Лев Богомолец, Лаборант Леман и Тито Ромалио
Лев Богомолец родился в январе 1911 года. Его мастерская на третьем этаже. Там же он и живет после того, как решил уйти от жены. Поскольку квартира его находилась в этом же доме, ему не пришлось уходить очень далеко: он просто перешел через двор из жилого корпуса в корпус мастерских. В то время ему было лет семьдесят пять.
Холостым он оставался недолго. Через пару месяцев в его мастерской появилась молодая хорошенькая девушка лет на пятьдесят моложе Левы. Молоденькие девушки сменяли одна другую. Любили его, ухаживали за ним, да и он отвечал им взаимностью. Так продолжается до сих пор. Разница в возрасте с последней — лет шестьдесят. Но это еще не рекорд.
Долгое время в институте имени Репина на доске, где были помещены фотографии старейших работников института, висела фотография Лемана — лаборанта искусствоведческого факультета. Маленький длинноволосый швед, похожий на гнома, разносил по аудиториям эпидиаскопы, стулья и выполнял любую работу, о которой его просили. Внизу под фотографией стояло: «Родился в 1754 году».

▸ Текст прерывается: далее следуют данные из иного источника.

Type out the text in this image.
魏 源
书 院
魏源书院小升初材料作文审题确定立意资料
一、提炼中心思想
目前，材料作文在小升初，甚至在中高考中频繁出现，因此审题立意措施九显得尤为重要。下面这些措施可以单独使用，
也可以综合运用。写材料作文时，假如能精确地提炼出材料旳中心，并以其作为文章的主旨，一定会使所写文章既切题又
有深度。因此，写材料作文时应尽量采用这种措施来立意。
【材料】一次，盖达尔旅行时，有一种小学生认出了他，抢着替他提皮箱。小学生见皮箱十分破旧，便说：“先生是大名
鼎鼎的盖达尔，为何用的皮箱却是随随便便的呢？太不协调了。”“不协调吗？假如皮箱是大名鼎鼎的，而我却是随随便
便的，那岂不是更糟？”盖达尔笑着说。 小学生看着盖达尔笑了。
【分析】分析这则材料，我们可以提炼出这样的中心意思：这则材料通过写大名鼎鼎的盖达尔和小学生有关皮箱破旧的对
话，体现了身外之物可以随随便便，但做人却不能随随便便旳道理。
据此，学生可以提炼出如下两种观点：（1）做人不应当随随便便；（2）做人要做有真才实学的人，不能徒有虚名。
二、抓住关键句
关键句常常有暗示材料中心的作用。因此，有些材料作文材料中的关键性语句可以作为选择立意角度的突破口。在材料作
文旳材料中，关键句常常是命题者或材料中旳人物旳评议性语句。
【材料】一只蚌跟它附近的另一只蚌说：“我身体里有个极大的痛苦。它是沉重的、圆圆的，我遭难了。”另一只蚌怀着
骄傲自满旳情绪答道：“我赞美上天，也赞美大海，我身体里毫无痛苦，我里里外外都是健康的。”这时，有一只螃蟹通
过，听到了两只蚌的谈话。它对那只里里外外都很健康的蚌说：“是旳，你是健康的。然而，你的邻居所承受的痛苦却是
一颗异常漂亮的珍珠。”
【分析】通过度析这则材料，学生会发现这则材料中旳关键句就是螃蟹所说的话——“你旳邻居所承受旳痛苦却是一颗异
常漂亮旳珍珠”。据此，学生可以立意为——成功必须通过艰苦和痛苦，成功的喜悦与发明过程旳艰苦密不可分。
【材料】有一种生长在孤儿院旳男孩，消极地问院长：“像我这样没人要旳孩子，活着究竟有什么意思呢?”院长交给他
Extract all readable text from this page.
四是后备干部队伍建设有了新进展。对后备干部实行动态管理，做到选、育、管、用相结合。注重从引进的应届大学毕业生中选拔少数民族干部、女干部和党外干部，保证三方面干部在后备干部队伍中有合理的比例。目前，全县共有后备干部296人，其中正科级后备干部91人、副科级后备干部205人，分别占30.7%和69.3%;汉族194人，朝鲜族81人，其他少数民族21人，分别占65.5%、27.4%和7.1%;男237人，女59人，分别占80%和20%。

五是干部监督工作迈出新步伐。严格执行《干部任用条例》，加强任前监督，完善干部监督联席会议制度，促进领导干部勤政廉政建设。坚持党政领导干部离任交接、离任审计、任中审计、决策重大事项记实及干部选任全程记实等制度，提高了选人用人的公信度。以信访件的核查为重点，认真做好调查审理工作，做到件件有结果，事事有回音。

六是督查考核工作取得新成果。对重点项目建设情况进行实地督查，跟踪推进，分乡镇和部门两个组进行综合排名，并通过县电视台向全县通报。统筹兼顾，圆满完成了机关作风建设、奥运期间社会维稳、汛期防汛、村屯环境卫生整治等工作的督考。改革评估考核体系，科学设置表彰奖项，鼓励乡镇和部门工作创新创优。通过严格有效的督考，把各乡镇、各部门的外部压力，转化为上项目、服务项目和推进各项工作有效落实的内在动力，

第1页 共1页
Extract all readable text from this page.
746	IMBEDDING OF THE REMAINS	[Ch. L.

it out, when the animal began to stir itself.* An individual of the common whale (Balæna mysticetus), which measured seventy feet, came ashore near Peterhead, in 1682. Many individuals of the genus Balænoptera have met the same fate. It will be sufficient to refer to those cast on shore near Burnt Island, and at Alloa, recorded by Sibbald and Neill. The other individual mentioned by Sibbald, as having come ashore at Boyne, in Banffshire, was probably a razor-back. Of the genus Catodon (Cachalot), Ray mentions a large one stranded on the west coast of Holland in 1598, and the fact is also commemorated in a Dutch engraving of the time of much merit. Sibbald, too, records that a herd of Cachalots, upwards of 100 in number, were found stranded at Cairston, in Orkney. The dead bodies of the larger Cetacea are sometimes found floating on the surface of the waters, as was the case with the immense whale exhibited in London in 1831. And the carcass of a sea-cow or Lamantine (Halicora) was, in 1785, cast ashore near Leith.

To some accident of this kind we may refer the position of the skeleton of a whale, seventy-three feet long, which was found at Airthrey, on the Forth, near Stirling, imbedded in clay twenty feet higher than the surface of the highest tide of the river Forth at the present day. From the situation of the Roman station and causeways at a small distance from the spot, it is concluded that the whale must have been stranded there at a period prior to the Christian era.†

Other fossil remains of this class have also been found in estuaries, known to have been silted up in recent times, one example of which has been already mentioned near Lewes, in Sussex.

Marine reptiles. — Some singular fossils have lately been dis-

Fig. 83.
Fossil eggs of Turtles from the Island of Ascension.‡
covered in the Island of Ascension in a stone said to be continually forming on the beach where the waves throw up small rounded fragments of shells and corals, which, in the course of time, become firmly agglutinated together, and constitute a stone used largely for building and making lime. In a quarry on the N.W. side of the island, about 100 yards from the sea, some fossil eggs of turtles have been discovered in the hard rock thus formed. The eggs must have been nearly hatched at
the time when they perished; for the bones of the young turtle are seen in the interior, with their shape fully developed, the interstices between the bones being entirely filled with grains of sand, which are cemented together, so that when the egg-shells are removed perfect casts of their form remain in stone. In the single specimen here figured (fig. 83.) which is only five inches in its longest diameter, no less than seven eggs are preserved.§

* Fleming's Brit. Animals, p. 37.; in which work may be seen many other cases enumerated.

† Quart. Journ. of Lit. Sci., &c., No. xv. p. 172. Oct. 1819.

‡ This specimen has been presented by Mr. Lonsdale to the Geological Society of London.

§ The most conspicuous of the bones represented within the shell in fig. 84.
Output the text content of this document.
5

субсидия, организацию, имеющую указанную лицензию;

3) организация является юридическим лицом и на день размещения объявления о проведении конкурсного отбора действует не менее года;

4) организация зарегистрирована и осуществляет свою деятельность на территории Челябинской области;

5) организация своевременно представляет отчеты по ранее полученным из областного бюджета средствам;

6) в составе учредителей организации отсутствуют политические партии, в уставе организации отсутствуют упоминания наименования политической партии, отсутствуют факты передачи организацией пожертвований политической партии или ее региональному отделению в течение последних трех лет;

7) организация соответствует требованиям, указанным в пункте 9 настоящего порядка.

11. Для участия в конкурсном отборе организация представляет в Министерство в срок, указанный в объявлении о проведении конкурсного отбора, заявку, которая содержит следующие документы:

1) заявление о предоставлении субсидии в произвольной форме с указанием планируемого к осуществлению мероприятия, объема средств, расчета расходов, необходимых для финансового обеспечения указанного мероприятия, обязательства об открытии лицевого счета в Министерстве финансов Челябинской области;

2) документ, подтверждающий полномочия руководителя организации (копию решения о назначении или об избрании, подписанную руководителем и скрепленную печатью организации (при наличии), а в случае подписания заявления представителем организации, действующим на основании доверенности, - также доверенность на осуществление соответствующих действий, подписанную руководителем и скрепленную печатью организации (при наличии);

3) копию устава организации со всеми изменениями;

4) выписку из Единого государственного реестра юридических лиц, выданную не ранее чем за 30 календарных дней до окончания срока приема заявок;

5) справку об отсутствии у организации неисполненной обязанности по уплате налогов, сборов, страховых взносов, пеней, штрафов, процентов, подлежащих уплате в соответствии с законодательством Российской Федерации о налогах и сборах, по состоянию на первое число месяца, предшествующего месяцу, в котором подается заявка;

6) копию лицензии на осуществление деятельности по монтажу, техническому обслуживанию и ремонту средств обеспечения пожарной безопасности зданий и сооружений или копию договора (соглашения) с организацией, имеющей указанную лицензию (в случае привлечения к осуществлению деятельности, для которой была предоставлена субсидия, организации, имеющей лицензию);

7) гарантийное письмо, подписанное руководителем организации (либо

Когда у него было хорошее настроение, он с удовольствием вспоминал, как он позировал Карлу Брюллову, о восстании Пугачева, свидетелем которого он был. На войну 1812 года его не взяли по возрасту — был слишком стар. Самое удивительное, что в 1926 году он женился третий раз и у него родилась дочь. По моим подсчетам, ему было сто семьдесят два года. А мы говорим — Богомолец! Потом появилась статья в журнале «Крокодил», где Лемана назвали жуликом. Он обратился к врачам, и те провели экспертизу. Я видел заключение экспертизы. Там было сказано, что Леману действительно больше ста лет. На сколько больше, сказано не было.
В свободное от лаборантских забот время Леман позировал студентам-живописцам. За позирование в одетом виде платили шестьдесят копеек за час, обнаженным — по рублю. В первые послевоенные годы некоторые студенты, для того чтобы немного добавить к грошовой стипендии, позировали на «постановках» в мастерских. Я тоже позировал на фигуру Шостаковича для дипломной работы скульптора Черницкого. Он пригласил меня не потому, что я был чем-то похож на Шостаковича, а только из-за того, что у меня, пожалуй, единственного, был более или менее приличный костюм, чудом сохранившийся с довоенных лет. Остальные ребята донашивали гимнастерки, отцовские пиджаки, телогрейки.